Wiki の場合は後者となり、ページ名を URL として扱うので、ページ名を変更してしまうとリンクが切れてしまいます。ですから、ページ名を決める際は、将来的に変更しないで済むように、文書の内容を簡潔に表したページ名を付けることが望ましいです。
CSS
通常 Wiki を利用する上では CSS を編集する必要はありませんが、文書の構造と表現を分けて考える上で、知っておく必要があります。
CSS は Cascading Style Sheets(カスケーディング・スタイル・シート)の頭文字からなる略称であり、HTML と共に利用される規格の一つです。
HTML が文書の要素をマークアップするのに対して、CSS は表現を指定する為に利用します。これにより文書のテキストが持つ意味と、それを表現する体裁を分けて扱うことができるようになり、別々に管理することができます。
今見ているこのウェブページも CSS により表現された文書です。

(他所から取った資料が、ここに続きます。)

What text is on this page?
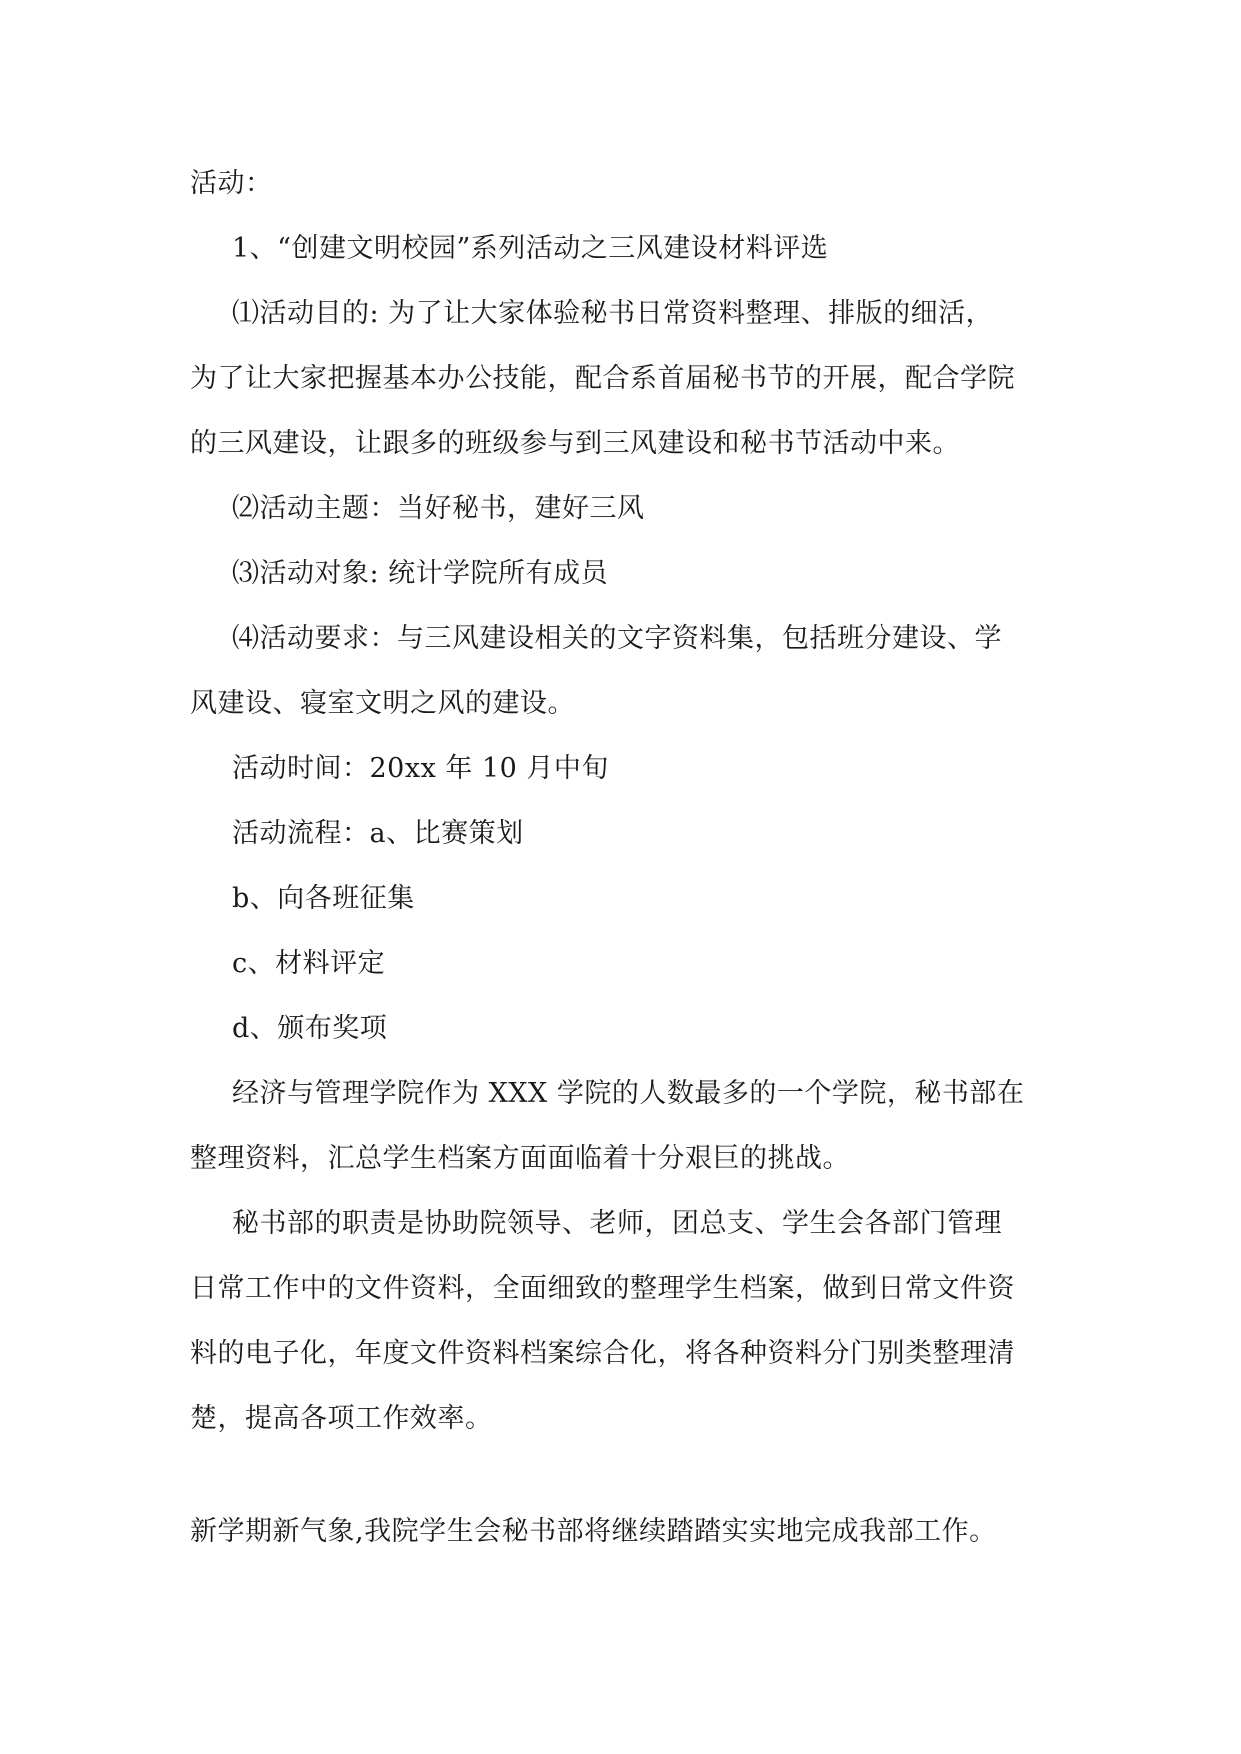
活动：
1、“创建文明校园”系列活动之三风建设材料评选
⑴活动目的: 为了让大家体验秘书日常资料整理、排版的细活，
为了让大家把握基本办公技能，配合系首届秘书节的开展，配合学院
的三风建设，让跟多的班级参与到三风建设和秘书节活动中来。
⑵活动主题：当好秘书，建好三风
⑶活动对象: 统计学院所有成员
⑷活动要求：与三风建设相关的文字资料集，包括班分建设、学
风建设、寝室文明之风的建设。
活动时间：20xx 年 10 月中旬
活动流程：a、比赛策划
b、向各班征集
c、材料评定
d、颁布奖项
经济与管理学院作为 XXX 学院的人数最多的一个学院，秘书部在
整理资料，汇总学生档案方面面临着十分艰巨的挑战。
秘书部的职责是协助院领导、老师，团总支、学生会各部门管理
日常工作中的文件资料，全面细致的整理学生档案，做到日常文件资
料的电子化，年度文件资料档案综合化，将各种资料分门别类整理清
楚，提高各项工作效率。
新学期新气象,我院学生会秘书部将继续踏踏实实地完成我部工作。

HTML 文書内で CSS を読み込むように設定されており、次の CSS ファイルを参照しています:
https://wiki.ubuntulinux.jp/wiki/ubuntu-jp/css/common.css
例えば h1 の要素に対する表現は次のように書かれています:
h1 { margin: 0; padding: 0; color: #6d4c07; /* ubuntu dark brown */ font-size: 2em; font-weight: bold; line-height: 1.2em; border-bottom: 3px solid #6d4c07; /* ubuntu dark brown */ }
設定内容の細かい説明は割愛しますが「font-size: 2em」は文字の大きさを指定しています。「em」は 一文字分の長さを表す単位であり、「2em」は基本となるテキスト文字の二つ分の長さであることを意味します。
他の要素もそれぞれ次のように書かれています:
h2 {font-size: 1.6em;} h3 {font-size: 1.3em;} h4 {font-size: 1.1em;} h5, h6 {font-size: 1em;}
この CSS を全ての HTML 文書が参照することで、CSS の記述を一つ変えるだけで全ての文書の表現を変更することができるようになり、管理が容易になります。
情報の共有
Wiki は、基本的に情報を共有する為の道具です。一般的にウェブページを作る上では、視覚表現にこだわりがちですが、Wiki の場合は文書の内容に焦点を定めて作成・編集することが基本的な使い方になります。
- 情報を一つのページに纏める。
- リンクによって繋げる。
- 古い情報を編集して新しい情報に書き換える。
基本的な利用方法はこれだけです。
この他、具体的に迷うことや疑問点は、# Japanese Wiki & フォーラムで既に話題が挙がっているかも知れません。もしそれでも解決できない疑問があるならば、何をしたいのかを説明した上で質問したり、どうしていいか迷う部分を話して相談することにしています。
もちろんこの文書もそんな情報の一つです。Wikiの敷居は高い?という疑問からこのページを作ることにしました。そしてUbuntu Japanese Wikiからリンクによって繋げているのです。
これを読むあなたに疑問があるならば、そこから始めてみてください。